Unsustainable fiscal deficit
LAHORE: If Pakistan fails to address the structural issues in its economy and continues running persistent fiscal deficits for more than 5-7 years, it could face a debt crisis or economic collapse.
While the current government has achieved some level of economic stabilisation, it has yet to tackle numerous issues that hinder long-term sustainability. The country’s annual fiscal deficit remains viable as long as it secures financing through domestic and external sources without triggering a debt crisis, hyperinflation, or economic collapse. However, the sustainability of persistent fiscal deficits depends on several factors.
Pakistan’s fiscal deficit has consistently ranged between 6-8 per cent of GDP in recent years, indicating that the government is spending far more than it collects in revenue. For developing countries, a sustainable fiscal deficit is generally considered to be around 3-4 per cent of GDP. Instead of generating the necessary revenue, the government continues to rely on borrowing.
This increasing borrowing has significantly added to Pakistan’s debt burden. The country’s total public debt stands at around 90 per cent of GDP, far exceeding the 60 per cent threshold recommended by the IMF. Servicing this debt consumes over 50 per cent of government revenue in interest payments, even after an 11 per cent reduction in the central bank’s policy rate and a stabilised rupee. Due to its high debt levels, Pakistan struggles to secure low-cost loans from donor agencies and is increasingly dependent on high-interest, short-term loans from domestic banks and external lenders, exacerbating its fiscal challenges.
Persistent fiscal deficits erode investor confidence and contribute to currency depreciation, increasing the cost of foreign debt repayments and making deficit financing more difficult. The resulting high inflation further reduces purchasing power, worsening economic instability.
Pakistan has one of the lowest tax-to-GDP ratios globally, standing at just 9-10 per cent. Without meaningful tax reforms, the government will continue to struggle with deficit financing. In comparison, India’s tax-to-GDP ratio reached a record high of 18.5 per cent in the fiscal year 2023-24, comprising 11.7 per cent from the central government and 6.8 per cent from state governments. Unlike Pakistan, where provincial tax collections account for only about 1.0 per cent of federal tax revenue, Indian states contribute a far more substantial share, demonstrating a more balanced fiscal structure.
Some critics argue that the government lacks the will to enforce tax collection. While it reluctantly implements reforms recommended by the IMF and other financial institutions, these efforts are often half-hearted. Lawmakers who pass tax legislation should lead by example and pay their own taxes. Although the Punjab and Sindh assemblies have approved an updated agriculture tax, its effective implementation remains uncertain.

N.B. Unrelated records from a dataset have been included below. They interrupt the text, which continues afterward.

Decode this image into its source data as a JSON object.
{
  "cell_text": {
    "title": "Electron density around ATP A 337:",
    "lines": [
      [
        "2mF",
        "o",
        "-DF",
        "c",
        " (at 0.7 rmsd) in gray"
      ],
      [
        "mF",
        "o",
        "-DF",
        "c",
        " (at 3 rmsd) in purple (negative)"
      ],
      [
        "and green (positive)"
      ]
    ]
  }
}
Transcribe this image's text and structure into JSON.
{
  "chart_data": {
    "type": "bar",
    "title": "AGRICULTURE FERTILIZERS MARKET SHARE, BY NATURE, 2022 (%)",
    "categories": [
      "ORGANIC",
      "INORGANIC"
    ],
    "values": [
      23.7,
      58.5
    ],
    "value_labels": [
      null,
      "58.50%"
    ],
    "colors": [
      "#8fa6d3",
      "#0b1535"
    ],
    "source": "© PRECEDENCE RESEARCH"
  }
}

Policymakers must recognise that global donors will not always rescue Pakistan. The government must generate resources domestically rather than relying on repeated IMF bailouts. Without structural reforms, international lenders may withdraw support, making deficit financing unviable.
In the short term (1-3 years), Pakistan can continue running deficits through additional borrowing. However, in the medium term (3-5 years), debt servicing will become unsustainable if economic growth remains sluggish. In the long term (beyond five years), without major reforms -- such as broadening the tax base, boosting exports, and accelerating privatisation -- Pakistan will face a heightened risk of default, leading to economic instability similar to that of Sri Lanka.
To stabilise its economy, our country must expand its tax base by taxing the retail and agricultural sectors while reducing non-development expenditures, including subsidies and inefficient government spending. Increasing exports and foreign direct investment (FDI) is essential for generating foreign exchange. At the same time, the country must reduce its dependence on short-term external debt to ensure long-term economic stability.